Lautan planet kita lebih hangat daripada yang pernah tercatat dalam sejarah manusia. Dan suhu lautan tidak hanya meningkat, mereka memanas dengan kecepatan yang semakin cepat, menurut sebuah analisis baru.
Pada 2019, suhu laut sekitar 0,135 derajat Fahrenheit (0,075 derajat Celsius) lebih tinggi dari rata-rata antara 1981 dan 2010, sekelompok peneliti internasional melaporkan pada 13 Januari dalam jurnal Advances in Atmospheric Sciences.
Itu berarti bahwa lautan - yang menyerap hampir semua gas rumah kaca yang dimuntahkan manusia ke atmosfer - telah menyerap 228 joule sextillian (228,000,000,000,000,000,000,000) joule panas di atas rata-rata, menurut sebuah pernyataan. Sebagai perbandingan, energi yang dikeluarkan oleh ledakan bom atom Hiroshima adalah sekitar 63.000.000.000 Joule.
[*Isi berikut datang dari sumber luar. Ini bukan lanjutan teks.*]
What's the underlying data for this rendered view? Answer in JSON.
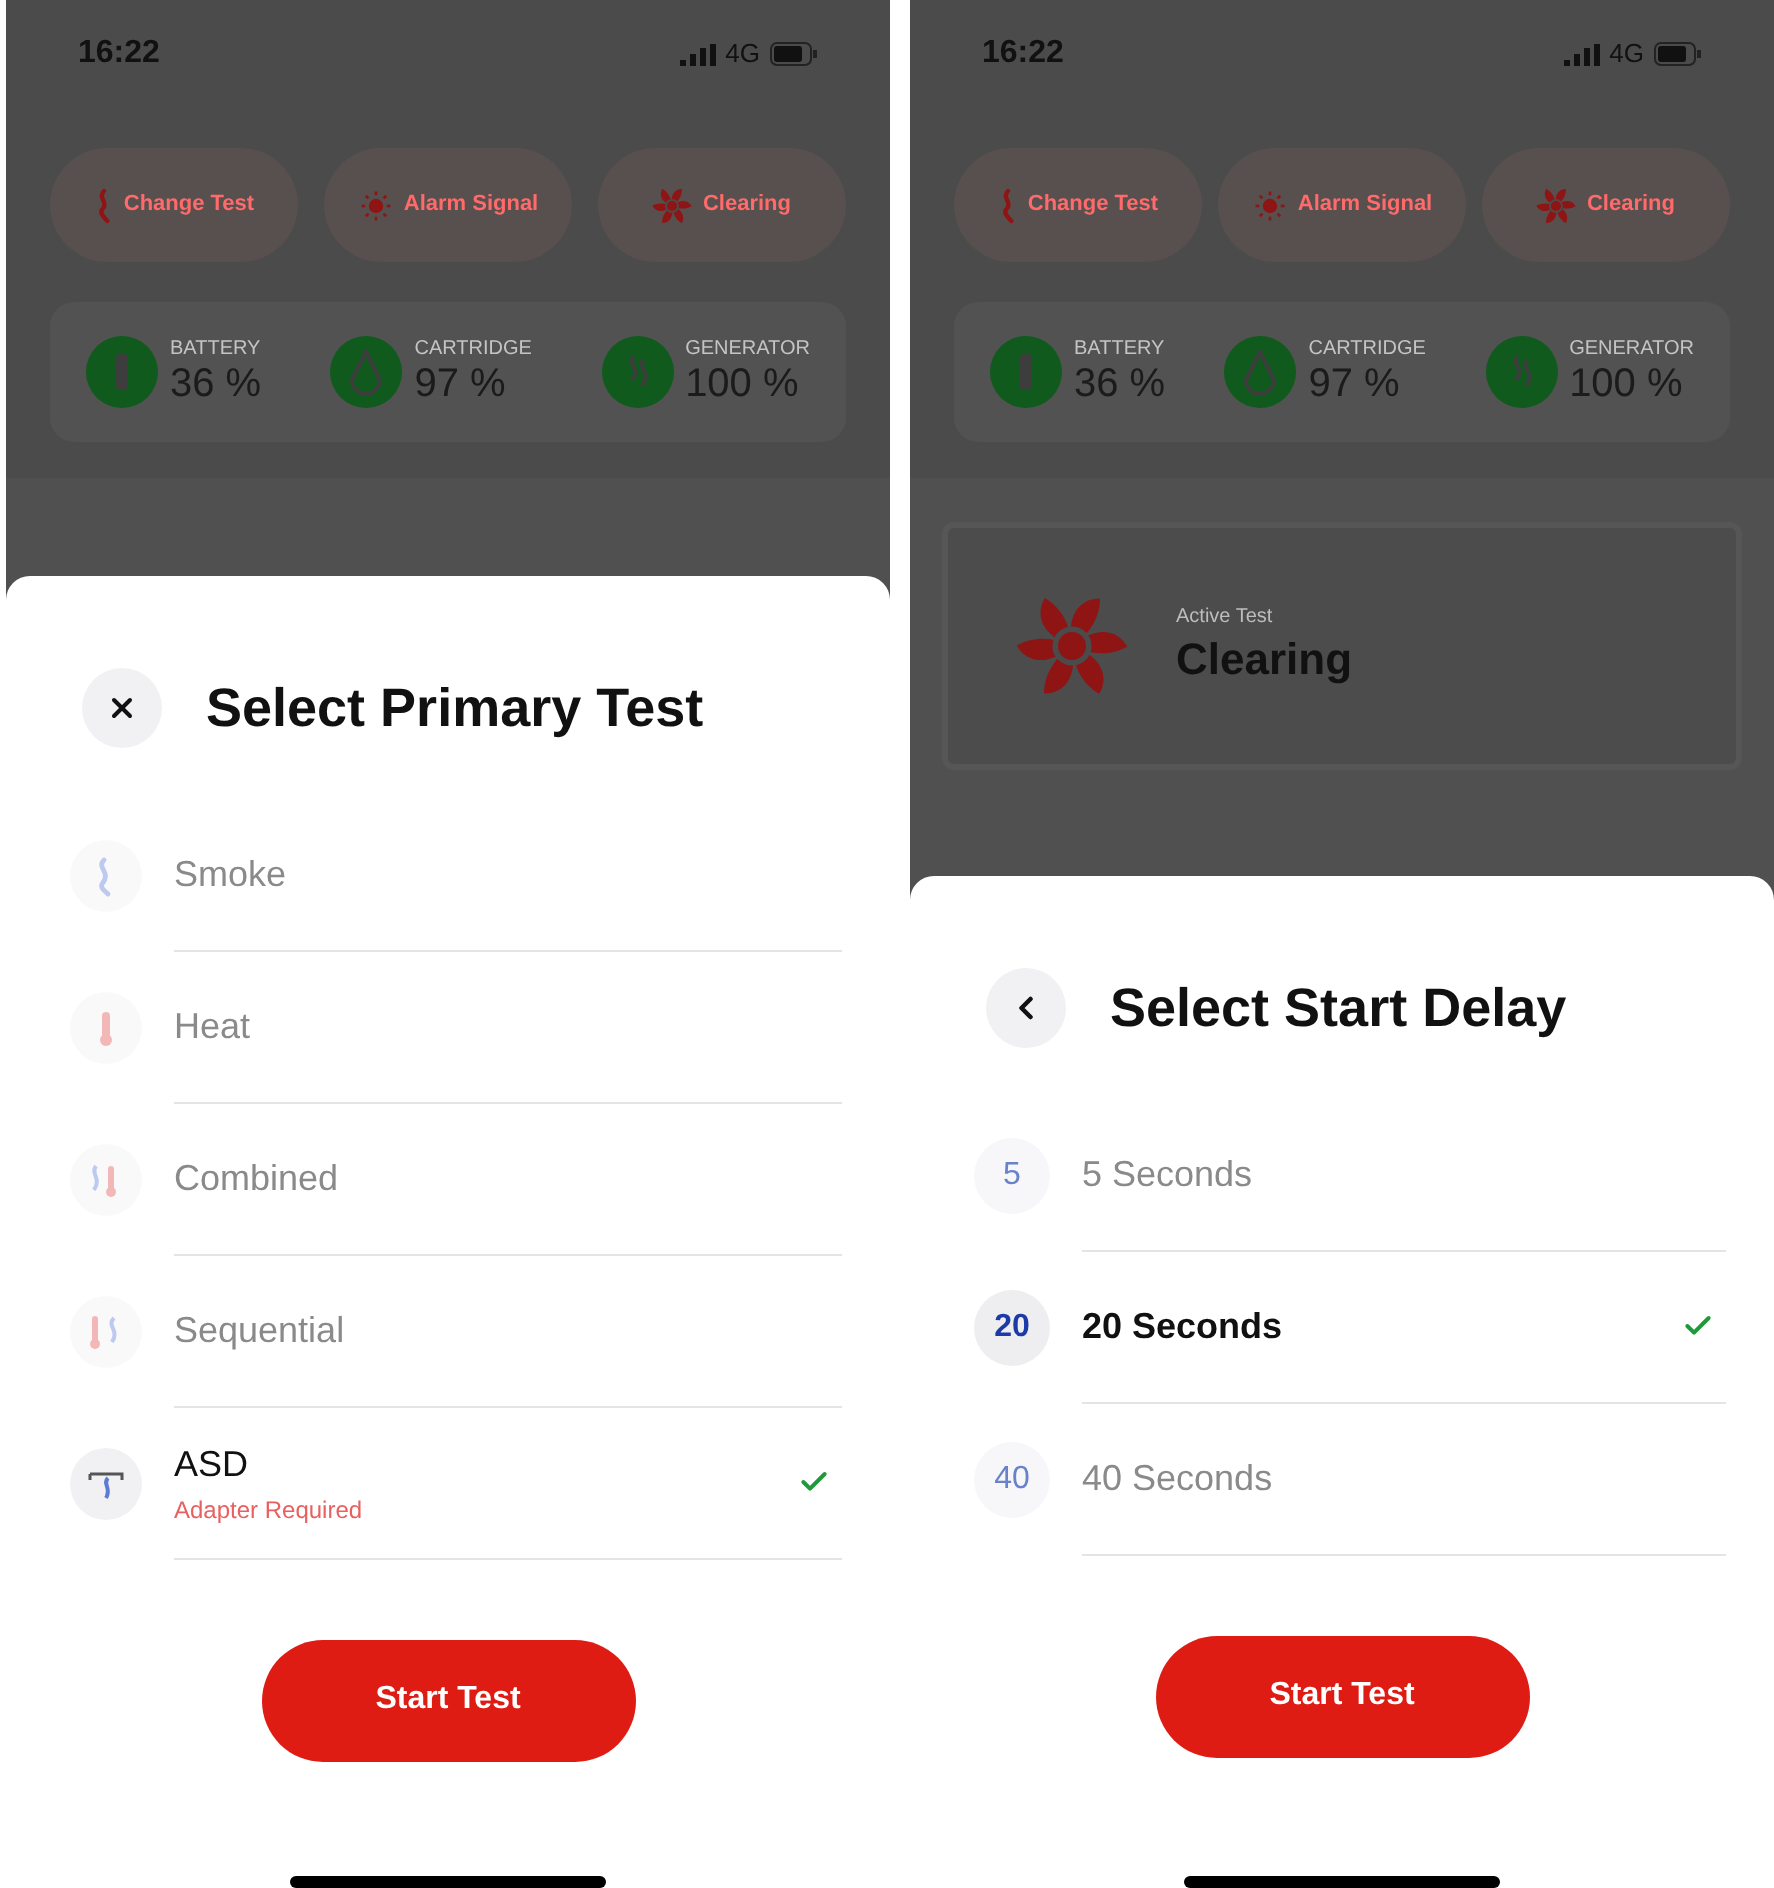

"Jumlah panas yang kita masukkan ke lautan dunia dalam 25 tahun terakhir sama dengan 3,6 miliar ledakan bom atom Hiroshima," kata penulis utama Lijing Cheng, associate professor di Pusat Internasional untuk Iklim dan Ilmu Lingkungan di Institut Fisika Atmosfer. (IAP) dari Chinese Academy of Sciences (CAS), mengatakan dalam pernyataan itu. "Tidak ada alternatif yang masuk akal selain dari emisi gas penjebak panas manusia untuk menjelaskan pemanasan ini."
Untuk menganalisis perubahan suhu di lautan, Cheng dan tim menggunakan semua data yang tersedia - diukur dari sejumlah perangkat yang berbeda, termasuk 3.800 hanyut yang disebut pelampung Argo yang tersebar di lautan - diterbitkan oleh World Ocean Database dan National Oceanic dan Administrasi Atmosfer. Semua pengukuran dilakukan antara permukaan air dan kedalaman 6.562 kaki (2.000 meter).
Mereka membandingkan data yang diambil antara tahun 1987 dan 2019 dengan data yang diambil dari tahun 1955 hingga 1986 dan menemukan bahwa lautan menghangatkan 450% lebih banyak dalam waktu yang lebih baru daripada di kurung sebelumnya, menurut pernyataan itu. Lautan telah menjadi yang terhangat dalam 10 tahun terakhir daripada sejak pengukuran pertama kali dilakukan pada 1950-an.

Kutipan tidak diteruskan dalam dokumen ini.